The problem gets more intractable because the show relies so heavily on massive adrenaline-jolting shocks of one variety or another. If the characters are inured to them, at a certain point, why wouldn’t we be? Consider the episode-ending bloodbath in which local business magnate Odin Quincannon, gentle as a housecat since receiving Jesse’s psychic instruction to “SERVE GOD” last week, suddenly pulls out a shotgun on the green-energy executives he’d invited over for merger talks. We’re supposed to be all blown away, no pun intended, by the sudden onslaught of violence given its contract with his docile demeanor before and after the massacre, and to wonder how exactly this jibes with his holy mission. But on a fundamental level, who cares? We don’t know who these people are or what they want or why God might not want them to have it. We barely no Odin beyond his briefly sketched-out Texas tough-guy routine here and there throughout the season so far. As for the nebbishy mayor who witnesses the murders, I couldn’t even tell you that guy’s name. Without an emotional attachment to anyone involved, all we’ve got is an empty-calorie explosion of mayhem, wrought by a guy acting like he’s done this sort of shit in his sleep. There’s no there there — nothing to hook us, to make us uncomfortable, to leave us questioning and interpreting. It’s all just guesswork about a mystery in which the participants are ciphers. At least when Jesse takes poor disfigured Eugene to the house of the young woman whose coma he apparently helped cause and orders her belligerent mother to forgive the kid, there are some readily understandable emotional stakes. Here, it’s just a cattle baron cheerfully blowing away some businesspeople because God told him to. Thin gruel indeed.

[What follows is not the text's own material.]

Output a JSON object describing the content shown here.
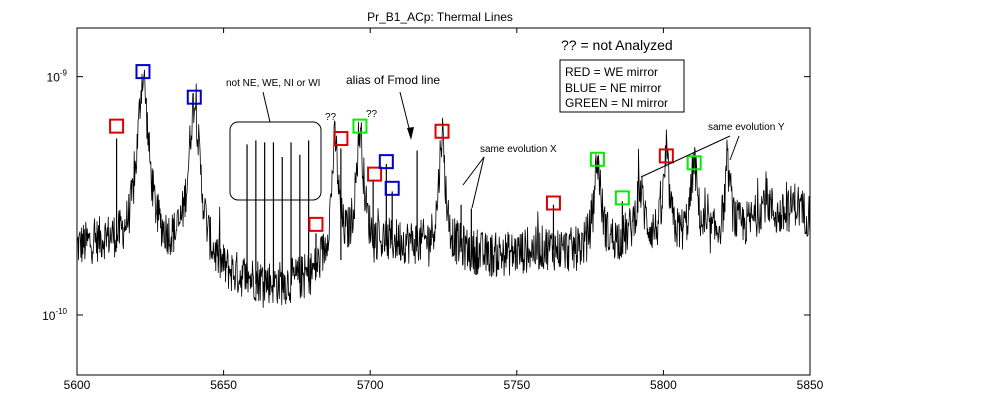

At least in the flashback that opens the episode — another journey to the Wild West days, when the town was called RATWATER (the all-caps seems appropriate) and everyone was a murderous piece of shit — everything is so cranked to 11 that it can sustain some interest on sheer spectacle alone. Now, to get to that point, you have to ignore that this is the bajillionth story that asks us to sympathize with a Confederate veteran with a heart of gold (albeit one we’re told enjoys killing like no man ever seen before), and forget about the tree laden with scalped Native Americans in service of a narrative that plays death primarily for gross-out laughs. But if you can manage all that, the crisp editing, doomy cinematography, and positively apocalyptic score by composer Dave Porter elevate our grizzled anti-hero’s struggle to retrieve medicine for his dying family to the level of a creation myth (which it appears intended to be). The cross-cutting between the gunslinger and the corpses (and dolls) of his wife and daughter as they’re pecked at by crows is a series highlight; it feels both grim and earned in a way little else here has, aside perhaps from poor hapless Donnie crying into his wife’s arms about how it felt to be telepathically manipulated by the Preacher’s powers. If this show took itself a little more seriously, it’d be easier to take seriously.